Les articles d'Isabelle Paré publiés dans Le Devoir hier et aujourd'hui suivent la trace de documents ayant appartenus aux Archives nationales du Québec. Dérobés à un moment imprécis de l'histoire contemporaine, ces morceaux de notre mémoire ont atterri dans des bibliothèques américaines. Le journal historique Relation du voyage de la Louisiane ou Nouvelle-France a été vendu à New York par Christie's pour 276 000 $US. Rien ne sera fait pour retrouver cette mémoire perdue qui file à gros prix ailleurs.
C'est bien sûr faute de ressources qu'on ne s'activera pas, ni devant les tribunaux, ni non plus dans les ventes aux enchères où sont et seront englouties d'autres parcelles de mémoire. Bibliothèque et Archives nationales du Québec (BAnQ) a déjà eu un mince budget d'acquisition pour enrichir ses fonds autrement que grâce aux dons. Il était même possible de pratiquer l'art de la négociation lorsque le document en valait la chandelle. Hélas! Dans un contexte de compressions, ce budget s'est évanoui. Impossible de combler nos trous de mémoire.
D'immenses brèches zèbrent le tableau général de notre mémoire collective: des incendies survenus en cours d'histoire, de mauvaises conditions de conservation, les transferts liés aux guerres — la Conquête, par exemple, constitue une importante période de flottement —, la confusion entre les intérêts publics et privés, tout cela explique en partie l'absence de certains documents. Des pièces existent sans même qu'on le sache, car elles n'ont pas été répertoriées — impossible de noter au registre 55 km d'archives papier! Certains morceaux ont donc été volés dans l'indifférence totale, puis revendus par des fricoteurs sans éthique.
Difficile de blâmer BAnQ, dont le rôle de gardien du patrimoine documentaire — et d'admirable diffuseur, il faut le souligner — est à la mesure de ses moyens. Des moyens qui sont le reflet d'une politique passoire en matière de patrimoine. Les institutions réagissent comme elles le peuvent lorsque des citoyens lancent des alertes. Mais du haut de la pyramide politique, on pratique l'indifférence. Une vision en matière de protection du patrimoine? Il n'en existe pas.
Les documents archivés sont aujourd'hui bien protégés, et leur diffusion est garantie.
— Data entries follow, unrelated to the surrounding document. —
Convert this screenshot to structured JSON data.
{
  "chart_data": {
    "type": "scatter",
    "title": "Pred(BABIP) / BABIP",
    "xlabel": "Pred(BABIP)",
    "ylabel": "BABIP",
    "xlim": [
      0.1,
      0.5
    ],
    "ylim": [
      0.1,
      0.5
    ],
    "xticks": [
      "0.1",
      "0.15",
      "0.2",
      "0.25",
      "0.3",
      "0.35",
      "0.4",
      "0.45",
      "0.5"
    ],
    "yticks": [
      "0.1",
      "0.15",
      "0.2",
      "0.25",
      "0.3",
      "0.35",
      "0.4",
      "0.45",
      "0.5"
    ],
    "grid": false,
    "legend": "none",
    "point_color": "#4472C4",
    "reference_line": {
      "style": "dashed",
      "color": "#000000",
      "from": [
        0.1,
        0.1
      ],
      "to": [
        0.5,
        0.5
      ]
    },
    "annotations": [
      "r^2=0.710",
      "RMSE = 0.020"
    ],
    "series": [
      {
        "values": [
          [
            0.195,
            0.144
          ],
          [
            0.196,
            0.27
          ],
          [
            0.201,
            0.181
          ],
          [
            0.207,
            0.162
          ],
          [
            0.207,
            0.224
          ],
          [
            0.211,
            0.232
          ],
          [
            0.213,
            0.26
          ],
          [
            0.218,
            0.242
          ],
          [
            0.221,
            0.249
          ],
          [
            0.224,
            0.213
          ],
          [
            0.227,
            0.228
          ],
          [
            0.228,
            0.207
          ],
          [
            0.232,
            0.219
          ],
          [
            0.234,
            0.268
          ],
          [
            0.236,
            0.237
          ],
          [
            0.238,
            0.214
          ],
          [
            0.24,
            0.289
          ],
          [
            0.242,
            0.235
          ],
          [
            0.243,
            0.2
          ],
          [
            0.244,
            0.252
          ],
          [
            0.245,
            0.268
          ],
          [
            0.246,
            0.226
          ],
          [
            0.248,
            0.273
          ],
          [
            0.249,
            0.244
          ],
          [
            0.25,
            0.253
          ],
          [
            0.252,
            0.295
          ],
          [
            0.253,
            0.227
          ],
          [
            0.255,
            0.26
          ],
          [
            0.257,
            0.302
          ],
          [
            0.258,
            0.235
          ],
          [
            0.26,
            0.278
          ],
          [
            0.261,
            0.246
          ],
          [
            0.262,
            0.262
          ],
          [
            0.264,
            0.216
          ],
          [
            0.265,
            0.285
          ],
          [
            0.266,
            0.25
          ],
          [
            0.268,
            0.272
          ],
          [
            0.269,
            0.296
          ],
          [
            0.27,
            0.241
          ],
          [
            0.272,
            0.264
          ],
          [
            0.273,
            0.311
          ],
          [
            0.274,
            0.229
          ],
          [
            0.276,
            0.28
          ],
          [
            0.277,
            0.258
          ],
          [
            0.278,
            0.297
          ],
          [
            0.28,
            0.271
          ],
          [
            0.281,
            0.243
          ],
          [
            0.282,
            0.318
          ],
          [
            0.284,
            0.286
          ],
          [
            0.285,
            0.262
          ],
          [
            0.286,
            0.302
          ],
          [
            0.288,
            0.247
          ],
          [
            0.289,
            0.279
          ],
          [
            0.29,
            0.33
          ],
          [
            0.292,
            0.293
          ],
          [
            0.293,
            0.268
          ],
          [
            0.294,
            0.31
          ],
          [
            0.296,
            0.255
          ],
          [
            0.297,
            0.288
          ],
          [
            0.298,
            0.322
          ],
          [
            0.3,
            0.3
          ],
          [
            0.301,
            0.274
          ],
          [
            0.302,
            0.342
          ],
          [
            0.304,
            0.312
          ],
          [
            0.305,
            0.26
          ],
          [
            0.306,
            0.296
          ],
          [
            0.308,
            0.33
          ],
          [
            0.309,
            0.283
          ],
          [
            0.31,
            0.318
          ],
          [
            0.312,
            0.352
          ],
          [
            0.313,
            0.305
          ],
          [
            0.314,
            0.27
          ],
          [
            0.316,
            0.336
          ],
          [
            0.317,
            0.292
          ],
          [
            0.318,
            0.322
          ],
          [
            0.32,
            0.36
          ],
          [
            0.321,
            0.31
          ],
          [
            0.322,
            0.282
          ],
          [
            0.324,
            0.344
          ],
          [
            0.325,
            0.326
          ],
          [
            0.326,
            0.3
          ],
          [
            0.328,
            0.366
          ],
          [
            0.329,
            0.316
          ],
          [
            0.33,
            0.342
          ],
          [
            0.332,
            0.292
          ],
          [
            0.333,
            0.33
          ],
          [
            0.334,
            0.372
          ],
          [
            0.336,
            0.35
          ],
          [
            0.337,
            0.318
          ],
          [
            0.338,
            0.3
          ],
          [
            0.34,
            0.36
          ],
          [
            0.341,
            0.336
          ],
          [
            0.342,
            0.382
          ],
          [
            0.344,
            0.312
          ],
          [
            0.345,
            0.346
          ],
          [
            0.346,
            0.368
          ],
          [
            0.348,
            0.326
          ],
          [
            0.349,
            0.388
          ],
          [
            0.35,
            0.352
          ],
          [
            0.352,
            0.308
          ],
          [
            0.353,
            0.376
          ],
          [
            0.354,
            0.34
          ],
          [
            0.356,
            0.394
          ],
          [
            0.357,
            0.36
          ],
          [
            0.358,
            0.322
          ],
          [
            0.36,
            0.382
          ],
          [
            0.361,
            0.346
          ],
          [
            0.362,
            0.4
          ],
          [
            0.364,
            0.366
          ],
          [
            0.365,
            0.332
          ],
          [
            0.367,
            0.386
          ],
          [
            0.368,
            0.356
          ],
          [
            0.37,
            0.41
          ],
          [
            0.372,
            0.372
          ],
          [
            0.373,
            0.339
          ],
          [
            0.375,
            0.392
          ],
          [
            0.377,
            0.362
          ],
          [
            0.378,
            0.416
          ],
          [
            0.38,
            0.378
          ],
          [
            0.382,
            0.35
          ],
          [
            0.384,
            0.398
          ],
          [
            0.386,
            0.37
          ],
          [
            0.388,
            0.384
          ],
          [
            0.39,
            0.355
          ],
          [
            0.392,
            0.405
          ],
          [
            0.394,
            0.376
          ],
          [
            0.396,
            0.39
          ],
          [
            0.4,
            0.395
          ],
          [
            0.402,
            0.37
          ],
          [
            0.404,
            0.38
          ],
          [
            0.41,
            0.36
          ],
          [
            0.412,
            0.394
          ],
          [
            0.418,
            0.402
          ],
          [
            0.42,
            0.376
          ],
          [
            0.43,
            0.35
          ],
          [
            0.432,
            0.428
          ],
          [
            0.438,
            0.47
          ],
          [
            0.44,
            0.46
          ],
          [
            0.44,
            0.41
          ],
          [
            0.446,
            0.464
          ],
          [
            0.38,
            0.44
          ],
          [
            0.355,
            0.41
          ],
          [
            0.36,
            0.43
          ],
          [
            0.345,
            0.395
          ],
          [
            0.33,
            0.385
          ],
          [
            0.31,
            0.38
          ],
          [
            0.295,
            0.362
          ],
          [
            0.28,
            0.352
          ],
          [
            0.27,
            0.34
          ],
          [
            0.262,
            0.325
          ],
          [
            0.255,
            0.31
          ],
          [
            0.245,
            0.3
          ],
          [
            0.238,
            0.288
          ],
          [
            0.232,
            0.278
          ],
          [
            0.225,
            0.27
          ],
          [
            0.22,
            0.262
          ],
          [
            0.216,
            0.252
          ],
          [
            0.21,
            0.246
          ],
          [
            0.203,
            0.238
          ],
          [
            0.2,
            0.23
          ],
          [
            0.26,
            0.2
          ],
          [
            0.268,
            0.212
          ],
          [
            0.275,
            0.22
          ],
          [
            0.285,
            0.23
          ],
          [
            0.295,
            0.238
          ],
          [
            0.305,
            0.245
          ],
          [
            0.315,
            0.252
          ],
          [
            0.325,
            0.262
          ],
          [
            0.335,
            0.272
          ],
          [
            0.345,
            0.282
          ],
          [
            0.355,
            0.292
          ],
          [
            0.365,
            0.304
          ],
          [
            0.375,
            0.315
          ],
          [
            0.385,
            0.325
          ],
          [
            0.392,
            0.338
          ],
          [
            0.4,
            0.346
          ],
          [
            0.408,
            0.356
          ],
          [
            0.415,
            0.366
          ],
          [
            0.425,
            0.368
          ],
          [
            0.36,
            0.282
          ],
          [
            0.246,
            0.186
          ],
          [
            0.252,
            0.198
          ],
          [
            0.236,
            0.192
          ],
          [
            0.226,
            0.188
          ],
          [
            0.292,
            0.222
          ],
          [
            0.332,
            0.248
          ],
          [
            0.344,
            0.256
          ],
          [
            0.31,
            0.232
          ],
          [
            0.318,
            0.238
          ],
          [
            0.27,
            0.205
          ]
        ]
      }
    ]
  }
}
Mais pour ces strates perdues — ou volées — de notre histoire, quels sont les moyens consentis à leur recherche et leur acquisition? Croisons les doigts pour que tous les filons de notre mémoire collective soient «donnés» à BAnQ — en échange de déductions fiscales soutenues par la collectivité, notons-le! Mais si d'aventure une pièce essentielle se retrouvait chez Christie's, il faudra regarder passer le train.